Again, consider NinjaOutreach, which I regularly spend 60-70+ hours a week on and on which I have invested tens of thousands of dollars.
Now, I am starting to recoup that money, and by the end of this year, most if not all of that debt will be paid off. In that sense, this will likely have been a solid investment.
But it doesn’t change the fact that I am working a lot, spending a lot, and making very little.

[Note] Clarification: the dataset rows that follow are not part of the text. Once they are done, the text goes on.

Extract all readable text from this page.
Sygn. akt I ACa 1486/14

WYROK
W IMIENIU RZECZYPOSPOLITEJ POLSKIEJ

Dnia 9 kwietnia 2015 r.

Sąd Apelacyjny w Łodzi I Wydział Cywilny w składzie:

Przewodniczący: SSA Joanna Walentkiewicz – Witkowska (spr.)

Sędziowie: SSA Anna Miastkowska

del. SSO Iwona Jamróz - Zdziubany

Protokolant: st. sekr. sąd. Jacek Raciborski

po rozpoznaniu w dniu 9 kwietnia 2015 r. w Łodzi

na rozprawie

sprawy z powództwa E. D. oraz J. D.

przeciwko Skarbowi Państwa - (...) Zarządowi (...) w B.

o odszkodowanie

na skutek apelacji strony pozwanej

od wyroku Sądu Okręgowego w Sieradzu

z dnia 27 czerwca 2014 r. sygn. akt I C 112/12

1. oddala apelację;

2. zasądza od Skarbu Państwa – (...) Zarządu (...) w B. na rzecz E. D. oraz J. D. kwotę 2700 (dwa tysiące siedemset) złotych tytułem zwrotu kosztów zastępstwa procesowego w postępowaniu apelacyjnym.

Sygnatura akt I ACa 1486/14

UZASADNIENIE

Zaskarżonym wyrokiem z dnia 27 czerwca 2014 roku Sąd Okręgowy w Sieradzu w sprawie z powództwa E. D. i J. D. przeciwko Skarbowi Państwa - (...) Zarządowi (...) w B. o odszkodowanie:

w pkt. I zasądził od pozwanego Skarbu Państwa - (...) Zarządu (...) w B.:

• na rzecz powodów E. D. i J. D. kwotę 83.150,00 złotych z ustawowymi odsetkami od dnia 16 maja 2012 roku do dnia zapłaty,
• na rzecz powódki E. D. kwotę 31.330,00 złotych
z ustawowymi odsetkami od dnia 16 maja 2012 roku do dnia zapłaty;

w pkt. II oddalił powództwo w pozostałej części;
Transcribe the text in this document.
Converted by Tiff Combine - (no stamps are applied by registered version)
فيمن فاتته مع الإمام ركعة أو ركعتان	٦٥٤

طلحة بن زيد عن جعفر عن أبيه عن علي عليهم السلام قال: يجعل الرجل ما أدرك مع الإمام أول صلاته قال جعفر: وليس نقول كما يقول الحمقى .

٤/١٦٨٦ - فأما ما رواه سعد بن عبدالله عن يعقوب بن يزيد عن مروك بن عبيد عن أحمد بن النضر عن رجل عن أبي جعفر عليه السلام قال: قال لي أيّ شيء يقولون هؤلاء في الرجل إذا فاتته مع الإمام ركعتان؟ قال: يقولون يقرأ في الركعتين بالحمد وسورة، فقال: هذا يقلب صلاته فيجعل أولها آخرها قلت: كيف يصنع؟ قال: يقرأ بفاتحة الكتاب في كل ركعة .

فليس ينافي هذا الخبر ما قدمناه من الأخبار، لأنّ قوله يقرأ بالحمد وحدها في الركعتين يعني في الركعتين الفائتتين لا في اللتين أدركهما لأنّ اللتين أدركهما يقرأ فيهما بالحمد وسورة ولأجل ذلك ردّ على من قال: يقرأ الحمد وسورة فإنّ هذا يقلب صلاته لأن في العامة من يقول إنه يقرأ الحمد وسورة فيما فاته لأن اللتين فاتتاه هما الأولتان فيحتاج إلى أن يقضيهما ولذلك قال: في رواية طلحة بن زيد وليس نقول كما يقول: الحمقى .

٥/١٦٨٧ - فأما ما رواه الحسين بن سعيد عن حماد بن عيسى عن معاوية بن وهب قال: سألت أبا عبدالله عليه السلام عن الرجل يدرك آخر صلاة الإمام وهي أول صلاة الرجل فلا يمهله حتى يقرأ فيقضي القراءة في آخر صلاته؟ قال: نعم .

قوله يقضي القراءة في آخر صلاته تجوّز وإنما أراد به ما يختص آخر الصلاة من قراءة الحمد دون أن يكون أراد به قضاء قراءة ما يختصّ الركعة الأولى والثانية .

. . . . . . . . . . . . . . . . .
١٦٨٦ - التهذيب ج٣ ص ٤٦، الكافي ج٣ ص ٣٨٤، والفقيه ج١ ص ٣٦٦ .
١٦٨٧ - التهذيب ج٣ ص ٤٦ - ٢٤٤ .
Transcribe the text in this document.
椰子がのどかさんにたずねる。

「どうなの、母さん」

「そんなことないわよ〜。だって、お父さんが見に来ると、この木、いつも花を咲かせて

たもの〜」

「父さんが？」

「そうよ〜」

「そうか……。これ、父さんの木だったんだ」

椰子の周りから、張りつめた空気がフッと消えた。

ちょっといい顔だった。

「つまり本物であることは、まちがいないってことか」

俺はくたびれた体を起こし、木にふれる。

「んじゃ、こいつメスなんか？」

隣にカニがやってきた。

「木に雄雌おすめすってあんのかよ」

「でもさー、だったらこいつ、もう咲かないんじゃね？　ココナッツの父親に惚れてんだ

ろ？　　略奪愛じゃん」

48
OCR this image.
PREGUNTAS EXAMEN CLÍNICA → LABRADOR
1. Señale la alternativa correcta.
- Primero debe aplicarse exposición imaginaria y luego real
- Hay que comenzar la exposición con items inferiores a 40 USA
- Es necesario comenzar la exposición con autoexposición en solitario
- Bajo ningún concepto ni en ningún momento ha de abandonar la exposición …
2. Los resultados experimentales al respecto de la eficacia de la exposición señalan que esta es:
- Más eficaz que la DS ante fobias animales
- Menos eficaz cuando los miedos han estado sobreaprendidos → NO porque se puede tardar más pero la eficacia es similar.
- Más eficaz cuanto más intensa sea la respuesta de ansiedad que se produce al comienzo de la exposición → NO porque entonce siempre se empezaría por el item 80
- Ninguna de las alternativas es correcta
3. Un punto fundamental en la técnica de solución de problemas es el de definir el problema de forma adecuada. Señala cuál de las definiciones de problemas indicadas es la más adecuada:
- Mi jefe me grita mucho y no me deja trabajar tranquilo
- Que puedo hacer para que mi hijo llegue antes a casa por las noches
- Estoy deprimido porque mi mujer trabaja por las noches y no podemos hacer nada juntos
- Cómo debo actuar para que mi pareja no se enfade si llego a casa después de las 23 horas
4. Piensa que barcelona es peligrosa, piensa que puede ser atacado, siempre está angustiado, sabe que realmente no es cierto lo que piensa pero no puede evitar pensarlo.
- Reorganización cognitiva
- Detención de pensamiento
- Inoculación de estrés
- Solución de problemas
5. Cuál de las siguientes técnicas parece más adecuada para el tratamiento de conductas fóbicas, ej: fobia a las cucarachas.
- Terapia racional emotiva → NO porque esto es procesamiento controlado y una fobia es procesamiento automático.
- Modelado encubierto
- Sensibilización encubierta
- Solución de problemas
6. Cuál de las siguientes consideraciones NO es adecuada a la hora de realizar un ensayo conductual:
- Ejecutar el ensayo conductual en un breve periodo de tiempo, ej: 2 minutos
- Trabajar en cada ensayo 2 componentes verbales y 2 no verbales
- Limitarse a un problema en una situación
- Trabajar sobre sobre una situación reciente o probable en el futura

And how many people have such capital or time available to invest in a business?
Remember, just because a business is “bootstrapped” does not mean it is not costing someone thousands, if not tens of thousands of dollars. It just means they haven’t gotten funding for it, and they can’t spend whatever they want.
In general, it’s safe to assume that spectacular results took spectacular efforts.
Misconception #4: I Did It On My First Try
Here’s a case study I’d love to read.
I did the same thing over and over again. 9 times it failed, and 1 time it worked. This is what happened the one time.
Instead, what you usually read is – this is what happened when I did such and such (no mention of the other 9 failures).
Most marketing initiatives I’ve done successfully started with a lot of failures. Eventually, some of them turned into successes. Later on, many of those successes turned back to failures again even though it seemed like I did the same thing.
It’s not something that I can explain, just general randomness.
But this randomness is important, when, for example, someone is trying to replicate a case study and doesn’t understand why their efforts to do the Skyscraper technique don’t match Brian’s (for example).
Consider that most case studies are not science, they are not guaranteed to work, and are the result of a lot of factors that are probably out of the control of the original author (for example, your niche, pitch, or who you reach out to).
Misconception #5: I Did It From Scratch
I already mentioned money and time, but another question is what other assets did they have?
Here’s a recent post by Groove, titled “How One Startup Grew From Zero to $100K in Monthly Revenue In Only 11 Months”
But if you read that case study you see that the founder of the startup benefited from two very import things, which more people don’t have access to:
- A husband who is a developer
- A newsletter with 80k people on it
Now, don’t get me wrong, even with those things it likely took an insane amount of hustle to experience that growth in that short of a time. I give the founder some serious props, they definitely know what they are doing.
But if you ask me, the real story is how did they build a newsletter with 80k people on it, because with that, yes, you’re going to make a lot of money with something.
Mind you, we’ve also been hustling quite hard at NinjaOutreach, and that hustle has “only” resulted in $8k MRR in 11 months. The same amount of hustle applied to a different project or with different means available can have a very different end result, which is why you should always choose your projects carefully.
Can I Trust Anything I Read?
Here’s the deal – it’s not that people are lying, and it’s not that there aren’t valuable lessons to be learned from all of the above examples.
- HubStaff is a success story for surpassing $50k MRR
- MeetEdgar is a success story for surpassing $100k MRR
- Heck, even NinjaOutreach is a success story for surpassing $8k MRR
But in every case, there’s always more to the story, and it isn’t just endemic of software startups, but most of the case studies you read online, including, for example, traffic generation.
And it’s important to ask those questions and not delude yourself into expecting the same results if you don’t have the same assets available.
What do you think, am I being too critical?